Turkish tanks
© Ozan Kose / AFP
Une photo prise à Kirikhan, dans la province de Hatay le 26 janvier 2018, montre des chars turcs stationnés près de la frontière syrienne, dans le cadre de l'opération "Olive Branch".
Dans le dernier épisode de la guerre turco-française, le ministre français des affaires étrangères a déclaré qu'Ankara violait le droit international par ses actions.

Dans un entretien avec la chaîne française BFM TV, le ministre des Affaires étrangères a appelé au retrait de toutes les forces qui "ne devraient pas se trouver en Syrie, y compris les milices iraniennes, y compris le Hezbollah". Il a ajouté que le droit international "est violé par la Turquie, par le régime de Damas, par l'Iran et par ceux qui attaquent l'est de Ghouta et Idlib".

La Turquie mène actuellement une opération visant les milices kurdes en Afrique, en Syrie.
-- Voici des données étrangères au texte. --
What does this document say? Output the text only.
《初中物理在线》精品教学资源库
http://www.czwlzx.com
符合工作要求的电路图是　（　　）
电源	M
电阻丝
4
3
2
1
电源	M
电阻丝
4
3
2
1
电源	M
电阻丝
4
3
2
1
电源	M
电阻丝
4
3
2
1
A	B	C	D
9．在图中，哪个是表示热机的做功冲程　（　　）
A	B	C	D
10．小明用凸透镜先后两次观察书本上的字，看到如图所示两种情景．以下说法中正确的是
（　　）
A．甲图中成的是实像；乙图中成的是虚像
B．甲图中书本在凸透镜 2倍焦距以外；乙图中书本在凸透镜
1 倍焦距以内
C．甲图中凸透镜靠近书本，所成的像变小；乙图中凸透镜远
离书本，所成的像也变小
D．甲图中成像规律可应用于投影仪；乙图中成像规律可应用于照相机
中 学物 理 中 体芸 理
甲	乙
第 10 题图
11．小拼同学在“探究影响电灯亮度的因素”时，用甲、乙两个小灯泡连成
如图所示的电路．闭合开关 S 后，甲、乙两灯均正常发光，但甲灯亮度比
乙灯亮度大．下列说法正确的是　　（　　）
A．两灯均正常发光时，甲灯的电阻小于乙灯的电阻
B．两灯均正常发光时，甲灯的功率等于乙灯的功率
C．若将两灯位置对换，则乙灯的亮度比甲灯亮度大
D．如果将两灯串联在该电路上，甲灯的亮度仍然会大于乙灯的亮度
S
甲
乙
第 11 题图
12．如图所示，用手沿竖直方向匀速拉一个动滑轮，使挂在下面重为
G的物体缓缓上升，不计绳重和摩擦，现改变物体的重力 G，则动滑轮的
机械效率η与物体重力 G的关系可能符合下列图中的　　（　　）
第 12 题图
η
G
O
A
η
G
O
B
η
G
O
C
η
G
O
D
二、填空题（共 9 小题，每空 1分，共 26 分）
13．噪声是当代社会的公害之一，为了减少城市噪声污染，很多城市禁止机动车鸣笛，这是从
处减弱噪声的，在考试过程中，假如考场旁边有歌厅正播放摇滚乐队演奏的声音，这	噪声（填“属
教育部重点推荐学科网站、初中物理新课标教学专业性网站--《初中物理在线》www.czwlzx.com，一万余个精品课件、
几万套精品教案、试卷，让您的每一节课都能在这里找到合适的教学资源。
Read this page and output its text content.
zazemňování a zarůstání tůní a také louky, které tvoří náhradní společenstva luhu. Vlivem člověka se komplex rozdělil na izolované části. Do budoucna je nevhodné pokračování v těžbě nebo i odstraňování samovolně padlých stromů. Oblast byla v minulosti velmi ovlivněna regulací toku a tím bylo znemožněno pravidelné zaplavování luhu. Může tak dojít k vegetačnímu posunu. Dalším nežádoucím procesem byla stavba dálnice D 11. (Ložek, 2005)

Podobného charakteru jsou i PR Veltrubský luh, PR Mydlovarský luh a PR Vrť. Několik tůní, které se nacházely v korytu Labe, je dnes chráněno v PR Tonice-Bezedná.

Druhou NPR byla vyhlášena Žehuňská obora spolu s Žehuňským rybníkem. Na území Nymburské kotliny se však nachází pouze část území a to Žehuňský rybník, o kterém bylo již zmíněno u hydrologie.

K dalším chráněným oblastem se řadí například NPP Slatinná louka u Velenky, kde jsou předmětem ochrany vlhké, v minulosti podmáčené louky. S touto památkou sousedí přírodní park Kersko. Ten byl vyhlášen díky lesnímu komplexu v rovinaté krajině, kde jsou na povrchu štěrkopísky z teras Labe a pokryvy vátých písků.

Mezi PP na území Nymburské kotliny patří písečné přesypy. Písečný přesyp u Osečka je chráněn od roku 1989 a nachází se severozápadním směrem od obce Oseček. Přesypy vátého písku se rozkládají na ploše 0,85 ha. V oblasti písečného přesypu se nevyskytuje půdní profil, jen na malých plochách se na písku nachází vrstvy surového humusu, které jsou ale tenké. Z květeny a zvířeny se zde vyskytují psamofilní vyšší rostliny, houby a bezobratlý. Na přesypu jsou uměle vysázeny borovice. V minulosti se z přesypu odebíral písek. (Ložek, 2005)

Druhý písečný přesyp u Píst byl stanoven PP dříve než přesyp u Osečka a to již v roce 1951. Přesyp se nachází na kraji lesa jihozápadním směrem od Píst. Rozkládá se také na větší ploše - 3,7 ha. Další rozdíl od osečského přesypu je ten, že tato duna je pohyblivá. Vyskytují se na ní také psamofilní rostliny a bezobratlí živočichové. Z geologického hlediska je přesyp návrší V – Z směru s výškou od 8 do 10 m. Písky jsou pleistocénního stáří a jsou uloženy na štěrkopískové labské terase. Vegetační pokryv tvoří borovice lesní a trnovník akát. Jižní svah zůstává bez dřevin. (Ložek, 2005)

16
Ils sont considérés comme étant liés au Parti des travailleurs du Kurdistan (PKK)"terroriste". Le ministre français a condamné les pertes civiles de l'opération, demandant à Ankara de ne pas inciter davantage à la situation dangereuse dans la république arabe.

"Garantir la sécurité de ses frontières ne signifie pas tuer des civils et cela doit être condamné. Dans une situation dangereuse en Syrie, [la Turquie] ne devrait pas ajouter la guerre à la guerre", a déclaré Le Drian mercredi.

La France avait précédemment critiqué l'opération "Olive Branch" d'Ankara, avec le Président Emmanuel Macron qui mettait en doute les motivations de la Turquie et disait que si elle se transformait en "opération d'invasion, [alors] cela deviendrait un vrai problème".

La Turquie n'a pas tardé à répondre, car le Premier ministre turc Binali Yildirim a qualifié la suggestion de Macron d'"idée tordue".

"Si la France interprète cette question comme une [opération d'invasion], nous devons évaluer en conséquence ce qu'ils ont fait en Syrie", a-t-il déclaré.